Speculating about underlying causes for the older ages of dads is difficult, she added, given that the new study does not include information about whether these older average ages resulted from delaying fatherhood or extending it.

When it comes to this upward trend in the age of fathers, Janecka does not believe worry is necessary — at least not yet.

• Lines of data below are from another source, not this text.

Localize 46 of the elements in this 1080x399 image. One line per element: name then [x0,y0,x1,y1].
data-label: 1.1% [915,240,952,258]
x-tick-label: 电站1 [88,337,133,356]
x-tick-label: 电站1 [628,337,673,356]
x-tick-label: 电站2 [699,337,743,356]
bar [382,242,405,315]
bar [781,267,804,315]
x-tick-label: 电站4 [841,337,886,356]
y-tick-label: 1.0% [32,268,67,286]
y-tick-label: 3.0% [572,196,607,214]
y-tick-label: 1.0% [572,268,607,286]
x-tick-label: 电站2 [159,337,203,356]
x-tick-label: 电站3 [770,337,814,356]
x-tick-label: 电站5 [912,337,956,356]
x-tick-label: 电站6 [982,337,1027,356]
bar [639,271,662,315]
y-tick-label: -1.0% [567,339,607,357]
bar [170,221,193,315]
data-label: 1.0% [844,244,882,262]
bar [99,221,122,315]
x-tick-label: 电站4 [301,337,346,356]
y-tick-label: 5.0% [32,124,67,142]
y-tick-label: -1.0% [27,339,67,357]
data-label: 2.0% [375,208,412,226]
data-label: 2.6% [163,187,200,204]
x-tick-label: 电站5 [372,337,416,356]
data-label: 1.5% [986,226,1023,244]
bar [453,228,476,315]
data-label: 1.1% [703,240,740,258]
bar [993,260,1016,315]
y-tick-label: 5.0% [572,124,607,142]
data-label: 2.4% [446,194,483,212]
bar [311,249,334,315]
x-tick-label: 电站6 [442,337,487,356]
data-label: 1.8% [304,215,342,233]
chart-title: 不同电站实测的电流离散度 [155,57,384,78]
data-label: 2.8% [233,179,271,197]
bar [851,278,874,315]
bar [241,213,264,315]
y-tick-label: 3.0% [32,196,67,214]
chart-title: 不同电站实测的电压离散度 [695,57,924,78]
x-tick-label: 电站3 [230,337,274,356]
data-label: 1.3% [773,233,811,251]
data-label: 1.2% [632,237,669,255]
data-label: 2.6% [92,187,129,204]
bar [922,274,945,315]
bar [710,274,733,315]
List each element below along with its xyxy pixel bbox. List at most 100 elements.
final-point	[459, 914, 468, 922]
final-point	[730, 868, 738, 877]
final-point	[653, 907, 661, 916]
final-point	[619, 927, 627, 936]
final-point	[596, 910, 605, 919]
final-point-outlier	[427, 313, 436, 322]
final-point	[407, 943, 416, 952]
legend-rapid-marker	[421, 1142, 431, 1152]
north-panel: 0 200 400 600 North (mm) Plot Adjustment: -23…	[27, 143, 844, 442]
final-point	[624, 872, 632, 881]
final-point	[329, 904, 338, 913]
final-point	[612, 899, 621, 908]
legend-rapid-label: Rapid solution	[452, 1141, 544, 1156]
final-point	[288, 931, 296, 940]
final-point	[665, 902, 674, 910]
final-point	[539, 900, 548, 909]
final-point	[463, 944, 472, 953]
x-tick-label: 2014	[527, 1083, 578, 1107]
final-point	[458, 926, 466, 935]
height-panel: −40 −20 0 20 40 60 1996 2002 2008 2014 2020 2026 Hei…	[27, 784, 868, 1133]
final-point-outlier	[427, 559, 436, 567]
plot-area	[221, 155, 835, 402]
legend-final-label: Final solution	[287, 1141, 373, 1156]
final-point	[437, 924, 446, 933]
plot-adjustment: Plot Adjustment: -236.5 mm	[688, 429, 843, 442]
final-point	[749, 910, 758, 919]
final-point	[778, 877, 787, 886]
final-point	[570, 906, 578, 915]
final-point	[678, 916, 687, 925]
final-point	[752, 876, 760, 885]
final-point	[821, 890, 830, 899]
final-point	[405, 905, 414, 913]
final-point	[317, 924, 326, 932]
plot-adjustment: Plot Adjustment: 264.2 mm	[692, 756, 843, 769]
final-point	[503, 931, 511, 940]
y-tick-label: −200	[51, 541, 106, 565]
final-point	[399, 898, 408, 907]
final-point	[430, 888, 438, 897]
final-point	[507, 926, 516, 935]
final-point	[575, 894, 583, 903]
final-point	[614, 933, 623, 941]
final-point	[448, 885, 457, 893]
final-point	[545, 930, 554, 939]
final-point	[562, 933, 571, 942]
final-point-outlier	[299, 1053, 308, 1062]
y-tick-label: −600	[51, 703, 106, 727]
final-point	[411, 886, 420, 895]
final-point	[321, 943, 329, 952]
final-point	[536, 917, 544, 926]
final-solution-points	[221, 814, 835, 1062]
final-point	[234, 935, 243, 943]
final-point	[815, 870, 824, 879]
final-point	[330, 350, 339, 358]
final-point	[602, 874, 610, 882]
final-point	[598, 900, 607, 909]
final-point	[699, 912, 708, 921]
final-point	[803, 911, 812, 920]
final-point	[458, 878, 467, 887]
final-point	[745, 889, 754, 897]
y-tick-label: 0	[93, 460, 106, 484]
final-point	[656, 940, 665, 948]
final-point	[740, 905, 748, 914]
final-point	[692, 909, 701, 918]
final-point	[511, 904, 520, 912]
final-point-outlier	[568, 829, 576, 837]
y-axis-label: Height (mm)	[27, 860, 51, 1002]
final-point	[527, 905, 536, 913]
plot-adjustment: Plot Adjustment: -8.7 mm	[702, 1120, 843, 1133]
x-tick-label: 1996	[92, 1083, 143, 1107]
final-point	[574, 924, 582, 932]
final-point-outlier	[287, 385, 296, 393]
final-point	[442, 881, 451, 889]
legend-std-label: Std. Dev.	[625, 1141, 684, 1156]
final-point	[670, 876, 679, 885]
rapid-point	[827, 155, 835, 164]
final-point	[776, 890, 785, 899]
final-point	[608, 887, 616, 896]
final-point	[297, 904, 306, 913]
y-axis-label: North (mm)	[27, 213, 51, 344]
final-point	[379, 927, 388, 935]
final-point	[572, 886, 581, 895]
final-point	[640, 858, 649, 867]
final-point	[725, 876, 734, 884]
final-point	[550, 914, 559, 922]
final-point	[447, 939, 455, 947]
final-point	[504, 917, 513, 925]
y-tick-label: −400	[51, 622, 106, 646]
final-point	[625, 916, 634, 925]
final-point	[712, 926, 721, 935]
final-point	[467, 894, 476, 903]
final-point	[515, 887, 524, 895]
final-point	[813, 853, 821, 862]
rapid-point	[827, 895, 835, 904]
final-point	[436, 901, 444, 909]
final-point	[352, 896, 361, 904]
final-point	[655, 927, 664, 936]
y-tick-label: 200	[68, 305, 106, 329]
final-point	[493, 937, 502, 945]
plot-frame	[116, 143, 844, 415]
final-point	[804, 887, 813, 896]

As she sees it, a number of negative outcomes have been reported — including disorders like achondroplasia, a form of dwarfism, and autism — but there are possible positive results, including higher IQ for the baby, which may occur when men become fathers at older ages, she wrote. “We still do not know to what extent those associations are due to the effects of age itself and to what extent due to age-independent traits of men who decide to delay fatherhood.”

The role of maternal age with respect to these disorders is also unclear.

“One clear message” still emerges from the studies to date, Janecka said: “Contribution of paternal age to those disorders/traits is overall negligible and should not influence individuals’ decisions about the timing of parenthood.”